Nach Durchführung eines Vorhalteverfahrens verneinte das Finanzamt in den nunmehr angefochtenen Bescheiden das Vorliegen der Pauschale-Voraussetzungen mit folgender Begründung:

"Ein Vertreter hat typischerweise einen großen potentiellen Kundenkreis, wobei er versucht, zahlreiche Geschäftsabschlüsse zu tätigen. Dies bedingt zahlreiche Kundenbesuche, Gespräche und Telefonate etc. Diese Art der Vertretertätigkeit bedingt aber auch zahlreiche kleinere Aufwendungen wie Einladungen der potentiellen Kunden, Geschenke, Telefongespräche von unterwegs etc., die durch das Werbungskostenpauschale abgegolten werden sollen (vgl. und , RV/3581-W/07). Da Sie keinerlei derartige Aufwendungen glaubhaft gemacht haben (alle Aufwendungen werden vom Arbeitgeber ersetzt), konnte das beantragte Vertreterpauschale nicht berücksichtigt werden."

Der Bf erhob Berufung, die er sinngemäß wie folgt begründete: Da das Finanzamt nicht nach den von ihm getragenen Kosten für die Geschäftsanbahnung gefragt habe, könne es auch gar nicht wissen, ob er solche gehabt und getragen habe. Tatsache sei, dass er derartige Kosten getragen habe, und zwar genau die in der Bescheidbegründung erwähnten (Bewirtung von Kunden in Restaurants, Caf és, Bars, Nachtclubs, auf Weihnachtsmärkten, zT zu Hause; Kleingeschenke wie Wein und Delikatessen). Dies sei geradezu typisch für den Vertreterberuf. Abschließend verweise er darauf, dass in seinem Fall die Deckelung des Pauschales mit dem Maximalbetrag von 2.190 € greife. Ermittelte man das Pauschale mit 5 % der Bemessungsgrundlage, wäre der Abzug doppelt so hoch. Dies spreche dafür, dass er die Tragung von Kosten zumindest glaubhaft gemacht habe.

Daraufhin ersuchte das Finanzamt den Bf mit Vorhalt vom , eine detaillierte, vom Arbeitgeber bestätigte Arbeitsplatzbeschreibung vorzulegen.

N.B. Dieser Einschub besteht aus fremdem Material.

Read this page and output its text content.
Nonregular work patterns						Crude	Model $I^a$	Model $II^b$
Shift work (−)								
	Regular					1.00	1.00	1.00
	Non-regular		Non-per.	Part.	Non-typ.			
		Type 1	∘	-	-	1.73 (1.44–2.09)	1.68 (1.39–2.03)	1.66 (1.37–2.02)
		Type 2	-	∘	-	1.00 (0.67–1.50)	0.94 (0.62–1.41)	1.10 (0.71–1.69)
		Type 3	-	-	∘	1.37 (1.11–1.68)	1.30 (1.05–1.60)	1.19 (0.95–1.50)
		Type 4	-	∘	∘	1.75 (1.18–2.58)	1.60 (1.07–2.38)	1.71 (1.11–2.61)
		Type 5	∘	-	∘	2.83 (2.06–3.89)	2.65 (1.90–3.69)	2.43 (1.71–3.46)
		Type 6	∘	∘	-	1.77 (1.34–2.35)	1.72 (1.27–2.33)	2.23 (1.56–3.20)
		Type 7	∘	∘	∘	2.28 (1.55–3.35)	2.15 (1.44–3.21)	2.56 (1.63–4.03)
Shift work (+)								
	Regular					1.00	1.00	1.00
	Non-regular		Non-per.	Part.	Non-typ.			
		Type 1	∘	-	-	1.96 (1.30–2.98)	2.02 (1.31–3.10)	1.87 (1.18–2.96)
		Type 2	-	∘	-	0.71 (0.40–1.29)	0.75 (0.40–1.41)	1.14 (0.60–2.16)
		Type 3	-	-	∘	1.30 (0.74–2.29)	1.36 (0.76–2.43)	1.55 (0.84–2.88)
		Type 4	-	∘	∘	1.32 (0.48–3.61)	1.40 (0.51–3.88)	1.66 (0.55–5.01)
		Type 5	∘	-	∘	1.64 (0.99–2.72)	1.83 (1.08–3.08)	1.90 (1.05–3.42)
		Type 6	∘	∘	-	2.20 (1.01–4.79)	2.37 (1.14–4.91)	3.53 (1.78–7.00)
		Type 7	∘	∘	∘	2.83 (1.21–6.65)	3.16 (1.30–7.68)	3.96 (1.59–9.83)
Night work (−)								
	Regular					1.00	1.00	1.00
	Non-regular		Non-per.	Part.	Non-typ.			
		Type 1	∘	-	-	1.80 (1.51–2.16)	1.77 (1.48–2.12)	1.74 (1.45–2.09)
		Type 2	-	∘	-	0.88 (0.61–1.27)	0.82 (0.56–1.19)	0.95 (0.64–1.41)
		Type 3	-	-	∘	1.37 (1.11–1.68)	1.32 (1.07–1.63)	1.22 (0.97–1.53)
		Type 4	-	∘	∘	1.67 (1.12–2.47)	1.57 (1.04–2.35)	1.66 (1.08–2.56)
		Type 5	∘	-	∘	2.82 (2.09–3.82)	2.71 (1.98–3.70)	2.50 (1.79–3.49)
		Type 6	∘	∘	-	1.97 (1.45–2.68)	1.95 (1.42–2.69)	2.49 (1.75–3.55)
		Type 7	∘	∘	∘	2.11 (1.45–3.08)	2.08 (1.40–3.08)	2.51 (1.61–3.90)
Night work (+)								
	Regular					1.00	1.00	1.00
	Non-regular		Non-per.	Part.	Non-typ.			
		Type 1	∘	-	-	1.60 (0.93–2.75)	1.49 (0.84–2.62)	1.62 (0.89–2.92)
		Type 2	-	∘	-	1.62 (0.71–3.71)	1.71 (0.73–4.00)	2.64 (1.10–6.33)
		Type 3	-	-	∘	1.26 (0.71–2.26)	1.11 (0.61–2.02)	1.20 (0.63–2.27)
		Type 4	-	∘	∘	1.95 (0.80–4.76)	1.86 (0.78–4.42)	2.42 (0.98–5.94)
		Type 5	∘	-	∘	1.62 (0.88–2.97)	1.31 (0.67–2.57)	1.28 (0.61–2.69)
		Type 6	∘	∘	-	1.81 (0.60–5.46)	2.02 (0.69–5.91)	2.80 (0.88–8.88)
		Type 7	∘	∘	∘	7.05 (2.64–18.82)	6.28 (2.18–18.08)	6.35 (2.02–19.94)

Dieser Aufforderung kam der Bf nach. In der eingereichten, arbeitgeberseitig unterfertigten Stellenbeschreibung wird der Bf als Verkäufer von Nutzfahrzeugen beschrieben, der befugt ist, Verkaufsabschlüsse zu tätigen und Probefahrten zu vergeben. Als seine obersten Ziele werden in der Stellenbeschreibung die Bearbeitung des Verkaufsgebietes mittels Kartei, die Wahrnehmung von Akquisitionsaufgaben sowie die Kundenberatung und –betreung genannt. Die Stellenbeschreibung beinhaltet folgenden Aufgabenkatalog: Karteibearbeitung nach den vorgegebenen Richtlinien, Routenplanung und Planung der Kontaktkapazität aufgrund der Karteieintragungen, Sammlung und Aktualisierung von Basisinformation über Interessenten / Kunden, Fahrzeugvorführung, Probefahrten, Vorbereitung Kaufvertrag (Ausstattung, Preis, Eintausch, Zahlungsmod., Lieferzeit), Gebrauchtfahrzeug-Wertermittlung veranlassen, Verkaufsabschlüsse tätigen, an Verkäuferbesprechungen teilnehmen, Kundenreklamationen aufgreifen und weiterleiten, bei Sonderveranstaltungen (Präsentationen usw) mitwirken, Verkaufsunterlagen auf dem Laufenden halten.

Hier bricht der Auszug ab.